TITLE:
A Comparison Study of the Efficacy of Rapid Titration Quetiapine and Haloperidol in Agitated Adults in an Emergency Setting
AUTHORS:
Akikur Mohammad, Eugene Laska, Marius Campaneau, Fauzia Syed, Rebecca Ninah, Joseph Wanderling, George Simpson
KEYWORDS:
Quetiapine (Oral), Haloperidol (Parenteral), Agitation, Excitement, Psychoses
JOURNAL NAME:
Open Journal of Psychiatry,
Vol.4 No.3,
July
2,
2014
ABSTRACT:
Objective: Intramuscular
(IM) Benzodiazepines and/or Haloperidol alone or with benzodiazepines are
frequently used to treat agitation. Based on emerging literature regarding
Quetiapine used for the control of anxiety we examined Quetiapine as a possible
alternative in selected cases. Methods: This study was a single-blind
randomized study comparing Quetiapine PO (300 mg) with a combination of
Haloperidol (5 mg), Benztropine mesylate (2 mg) and lorazepam (2 mg) administered
IM to treat agitated patients seeking care in a busy psychiatric emergency
setting. Male or female patients (18 - 60), deemed by the attending (admitting)

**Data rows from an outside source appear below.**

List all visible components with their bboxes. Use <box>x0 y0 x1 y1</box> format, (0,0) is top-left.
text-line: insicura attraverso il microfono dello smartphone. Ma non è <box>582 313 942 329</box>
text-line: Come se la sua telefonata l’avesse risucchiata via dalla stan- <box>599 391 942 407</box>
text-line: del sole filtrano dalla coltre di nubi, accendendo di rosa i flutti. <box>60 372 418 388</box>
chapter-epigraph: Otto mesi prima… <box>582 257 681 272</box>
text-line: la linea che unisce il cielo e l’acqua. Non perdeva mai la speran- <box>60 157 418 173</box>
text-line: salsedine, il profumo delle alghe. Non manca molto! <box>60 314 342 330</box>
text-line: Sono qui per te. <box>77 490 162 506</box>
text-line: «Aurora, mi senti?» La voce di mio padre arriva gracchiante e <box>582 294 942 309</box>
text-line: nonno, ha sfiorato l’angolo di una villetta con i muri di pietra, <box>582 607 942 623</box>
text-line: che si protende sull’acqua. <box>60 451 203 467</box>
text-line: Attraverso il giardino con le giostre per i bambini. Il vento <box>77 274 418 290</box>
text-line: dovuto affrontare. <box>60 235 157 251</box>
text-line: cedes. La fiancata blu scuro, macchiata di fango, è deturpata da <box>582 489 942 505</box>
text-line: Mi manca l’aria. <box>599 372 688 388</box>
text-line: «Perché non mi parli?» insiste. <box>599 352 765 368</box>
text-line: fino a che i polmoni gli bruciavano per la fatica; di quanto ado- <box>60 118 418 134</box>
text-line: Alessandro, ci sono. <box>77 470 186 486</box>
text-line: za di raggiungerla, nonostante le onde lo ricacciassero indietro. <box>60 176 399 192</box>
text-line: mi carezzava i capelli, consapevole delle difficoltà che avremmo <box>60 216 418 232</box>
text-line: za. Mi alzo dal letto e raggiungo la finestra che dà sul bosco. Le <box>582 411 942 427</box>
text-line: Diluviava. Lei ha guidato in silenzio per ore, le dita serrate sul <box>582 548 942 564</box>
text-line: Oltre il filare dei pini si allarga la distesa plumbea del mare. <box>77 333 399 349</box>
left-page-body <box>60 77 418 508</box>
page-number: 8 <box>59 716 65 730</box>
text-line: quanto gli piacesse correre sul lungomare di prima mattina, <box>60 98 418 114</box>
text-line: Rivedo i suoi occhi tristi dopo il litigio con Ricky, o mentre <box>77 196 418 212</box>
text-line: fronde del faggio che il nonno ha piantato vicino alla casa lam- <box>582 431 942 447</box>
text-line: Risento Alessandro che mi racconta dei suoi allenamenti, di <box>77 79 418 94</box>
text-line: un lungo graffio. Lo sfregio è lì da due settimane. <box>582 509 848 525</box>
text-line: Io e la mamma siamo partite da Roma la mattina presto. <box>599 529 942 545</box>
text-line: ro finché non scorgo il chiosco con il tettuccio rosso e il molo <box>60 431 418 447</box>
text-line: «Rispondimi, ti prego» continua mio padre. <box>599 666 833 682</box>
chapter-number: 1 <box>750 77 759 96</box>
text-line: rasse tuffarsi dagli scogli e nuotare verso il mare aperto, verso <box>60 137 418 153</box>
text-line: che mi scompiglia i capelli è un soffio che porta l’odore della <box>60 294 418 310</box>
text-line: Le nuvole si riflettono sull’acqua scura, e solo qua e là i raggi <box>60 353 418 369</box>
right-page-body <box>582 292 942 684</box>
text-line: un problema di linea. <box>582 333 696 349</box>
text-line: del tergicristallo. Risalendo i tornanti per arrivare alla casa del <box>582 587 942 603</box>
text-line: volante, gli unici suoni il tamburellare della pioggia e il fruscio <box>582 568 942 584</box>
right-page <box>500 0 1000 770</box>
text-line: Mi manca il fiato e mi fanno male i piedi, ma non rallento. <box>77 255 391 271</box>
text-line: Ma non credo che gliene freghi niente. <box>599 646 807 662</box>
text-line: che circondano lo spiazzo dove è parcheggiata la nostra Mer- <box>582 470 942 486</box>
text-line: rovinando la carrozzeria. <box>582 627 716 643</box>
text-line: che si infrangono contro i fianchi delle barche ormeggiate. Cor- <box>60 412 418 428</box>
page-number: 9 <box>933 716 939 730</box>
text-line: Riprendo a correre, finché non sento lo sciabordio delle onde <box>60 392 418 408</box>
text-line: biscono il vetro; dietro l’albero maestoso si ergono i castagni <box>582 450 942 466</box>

psychiatrist to be indicative of agitated and/or aggressive behavior and had a
Positive and Negative Syndrome Score-Excited Component (PANSS-EC), as evaluated
by the Research Psychiatrist, and total score equal to or greater than 15.
Patients deemed competent were randomized into one of the following treatment
groups: Quetiapine 300 or Haloperidol 5 mg, benztropine mesylate, or lorazepam
given by the IM route. Two scales, PANSS-EC and CGI-C were used to assess patients
in the trial. The primary outcome measure PANSS-EC at 2 hours after
administration of the medication. Results: Sixty-eight patients were included
in the study. There were no significant treatment group differences in baseline
condition. There was no significant difference between the two conditions.
There was, however, a significant within-group decrease from baseline
condition. Conclusion: Finding no significant differences suggests that in
general the two treatments were equivalent. To sum up, Quetiapine 300 mg as a
single dose appeared safe and effective in agitated patients treated in an ER.
The results were similar to a comparison group receiving an intra-muscular
combination of Haloperidol, Lorazepam and Benztropine. This study has
significant limitations. The study was single blind and the use of a placebo
would have strengthened the design but would be considered unethical. The
sample size was relatively small and the group of patients who come to the ER
may not be representative of the population of patients who visit across the
country. And finally it was a select subgroup who made up the study population
and who were probably less severely ill than other subjects who came to our ER.